People in America don’t speak solely English.

I’ve heard Chinese, Spanish, Arabic and countless other languages being spoken in different cities in the US. Shop signs reflect that too. Many of them are written in languages other than English and that left me sometimes wondering whether I am really in the US or in a completely different country. Speaking of English, I have spent years trying to speak “correct” English. When I came here I heard people making so many “language mistakes” that made me question what “correct” English is.

Americans are not as racist as I thought they’d be.

Except for airports, I rarely felt discriminated against in the US. I walk around wearing hijab and most of the time I forget that I “look different” or stand out. I do get stared at from time to time but beyond that, nothing bad happens. I have traveled to eight different states in the US and I’ve never heard a single derogatory word. In fact, the majority of the people I’ve met are friendly, and I feel welcomed wherever I go. With the exception of airports.

Big cities?

When I think about what a city would be like, I think of New York, Philadelphia or maybe San Francisco. I did not expect to see a city like Meadville. I hardly see anyone walking down the streets, and during “rush hours” six or seven cars can be seen in the streets of Meadville. I was told that I had to get outside Meadville to “see the US” but others told me that by living in a city like Meadville, I have experienced what the US is like because it consists mostly of cities like these or even smaller.

Everything else is big.

Big portions, big flags, big cars, big flags, big shops, big flags and big stores like Walmart.

Walmart!

A shop where you can buy anything and everything! As an Egyptian saying goes, you can buy everything from a needle to a spaceship. Maybe you won’t find a spaceship there but I think you can find everything you need to build one in Walmart.

Excuse me! I’m sorry!

Personal space is cherished here, which is nice but I find it funny how it is overdone sometimes. I’m at the bottom of a staircase and someone is at the top of it. “I’m sorry,” the person at the top would say. Sorry for sharing the staircase? I walk across someone in a corridor. “I’m sorry,” they would say. What are they sorry for?

Guns.

Many Egyptians, including myself, think that all Americans carry guns around. The thought sends chills down my spine. Some Egyptians, e.g. my parents, think that people in the US shoot each other on a whim or just because they don’t like one another. Despite the fact that many Americans own guns, the latter image is not quite true. Yes, there is violence, but the US is not a war zone. In fact its streets feel safe because of the strong enforcement laws.

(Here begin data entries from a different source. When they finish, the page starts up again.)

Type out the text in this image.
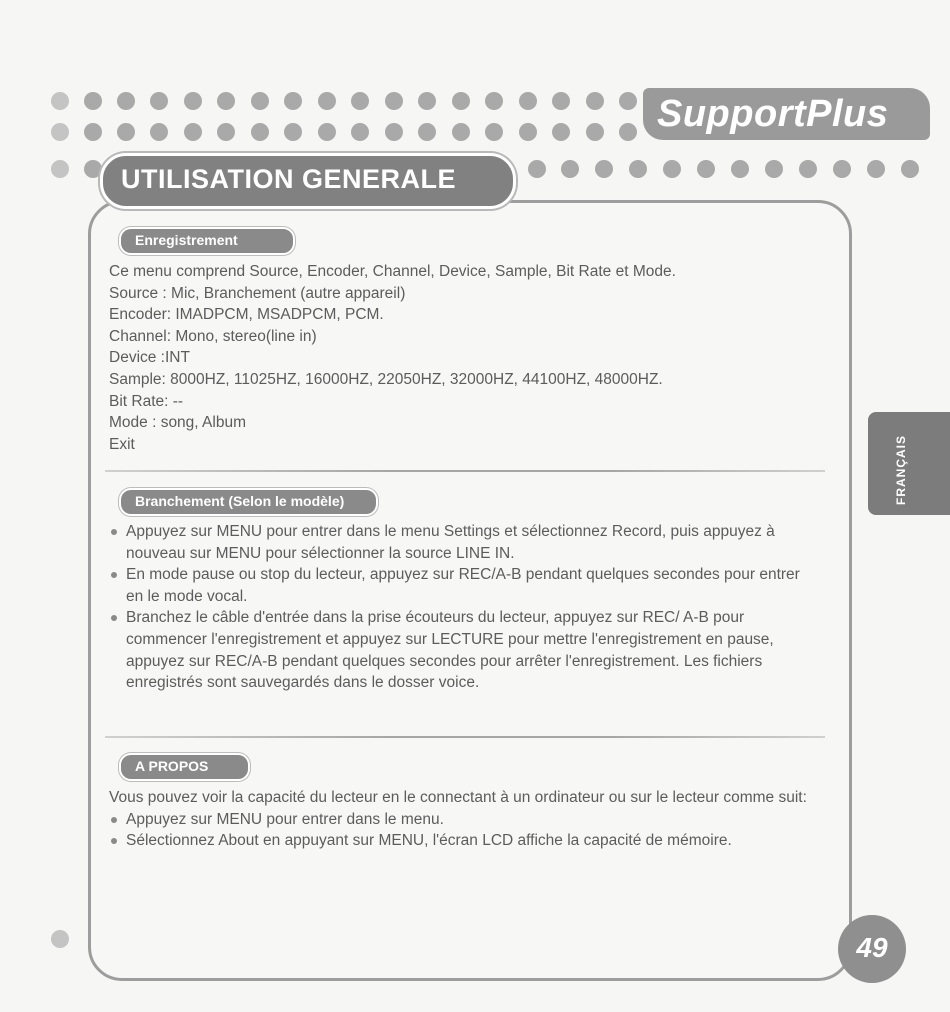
SupportPlus
Enregistrement
Ce menu comprend Source, Encoder, Channel, Device, Sample, Bit Rate et Mode.
Source : Mic, Branchement (autre appareil)
Encoder: IMADPCM, MSADPCM, PCM.
Channel: Mono, stereo(line in)
Device :INT
Sample: 8000HZ, 11025HZ, 16000HZ, 22050HZ, 32000HZ, 44100HZ, 48000HZ.
Bit Rate: --
Mode : song, Album
Exit
Branchement (Selon le modèle)
Appuyez sur MENU pour entrer dans le menu Settings et sélectionnez Record, puis appuyez à nouveau sur MENU pour sélectionner la source LINE IN.
En mode pause ou stop du lecteur, appuyez sur REC/A-B pendant quelques secondes pour entrer en le mode vocal.
Branchez le câble d'entrée dans la prise écouteurs du lecteur, appuyez sur REC/ A-B pour commencer l'enregistrement et appuyez sur LECTURE pour mettre l'enregistrement en pause, appuyez sur REC/A-B pendant quelques secondes pour arrêter l'enregistrement. Les fichiers enregistrés sont sauvegardés dans le dosser voice.
A PROPOS
Vous pouvez voir la capacité du lecteur en le connectant à un ordinateur ou sur le lecteur comme suit:
Appuyez sur MENU pour entrer dans le menu.
Sélectionnez About en appuyant sur MENU, l'écran LCD affiche la capacité de mémoire.
UTILISATION GENERALE
FRANÇAIS
49
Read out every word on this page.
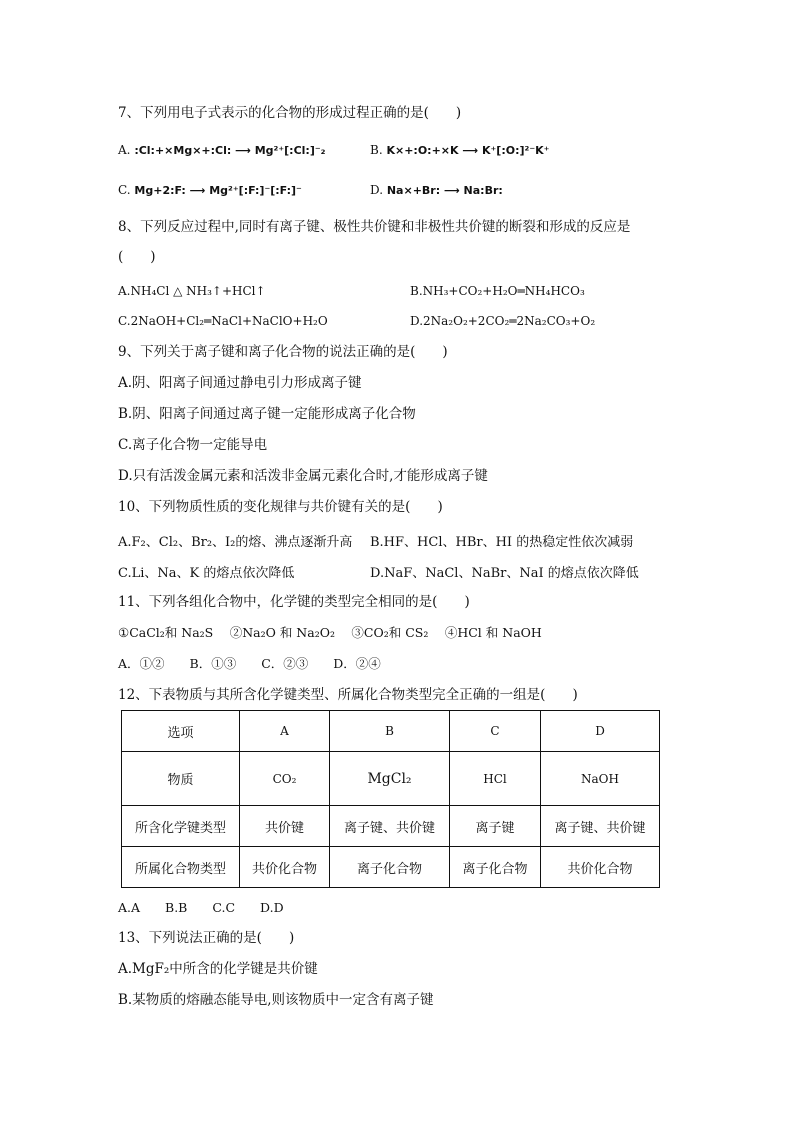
7、下列用电子式表示的化合物的形成过程正确的是(　　)
A. :Cl:+×Mg×+:Cl: ⟶ Mg²⁺[:Cl:]⁻₂	B. K×+:O:+×K ⟶ K⁺[:O:]²⁻K⁺
C. Mg+2:F: ⟶ Mg²⁺[:F:]⁻[:F:]⁻	D. Na×+Br: ⟶ Na:Br:
8、下列反应过程中,同时有离子键、极性共价键和非极性共价键的断裂和形成的反应是
(　　)
A.NH₄Cl △ NH₃↑+HCl↑	B.NH₃+CO₂+H₂O═NH₄HCO₃
C.2NaOH+Cl₂═NaCl+NaClO+H₂O	D.2Na₂O₂+2CO₂═2Na₂CO₃+O₂
9、下列关于离子键和离子化合物的说法正确的是(　　)
A.阴、阳离子间通过静电引力形成离子键
B.阴、阳离子间通过离子键一定能形成离子化合物
C.离子化合物一定能导电
D.只有活泼金属元素和活泼非金属元素化合时,才能形成离子键
10、下列物质性质的变化规律与共价键有关的是(　　)
A.F₂、Cl₂、Br₂、I₂的熔、沸点逐渐升高 B.HF、HCl、HBr、HI 的热稳定性依次减弱
C.Li、Na、K 的熔点依次降低	D.NaF、NaCl、NaBr、NaI 的熔点依次降低
11、下列各组化合物中，化学键的类型完全相同的是(　　)
①CaCl₂和 Na₂S　 ②Na₂O 和 Na₂O₂　 ③CO₂和 CS₂　 ④HCl 和 NaOH
A．①②　　B．①③　　C．②③　　D．②④
12、下表物质与其所含化学键类型、所属化合物类型完全正确的一组是(　　)
选项	A	B	C	D
物质	CO₂	MgCl₂	HCl	NaOH
所含化学键类型	共价键	离子键、共价键	离子键	离子键、共价键
所属化合物类型	共价化合物	离子化合物	离子化合物	共价化合物
A.A　　B.B　　C.C　　D.D
13、下列说法正确的是(　　)
A.MgF₂中所含的化学键是共价键
B.某物质的熔融态能导电,则该物质中一定含有离子键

As I have been staying in the US for about eight months, I’ve learnt more about its people and culture. The stereotypes that I had about the US were replaced by what I’ve experienced in reality. The same is happening to people meeting me and asking questions about my country. However, old stereotypes are wiped out and new ones start to set in. To many people, I am the only Egyptian they’ve ever met. This would make me the new stereotype. It would be easy to think that all women in Egypt are veiled, educated and speak English for example. This couldn’t be further from the truth. I always remind myself of that example whenever I start creating my own idea or “new stereotypes” about the US. I haven’t seen enough or experienced enough of the country in order to form a generalized idea about the whole nation. I certainly know more now, but it’s not enough.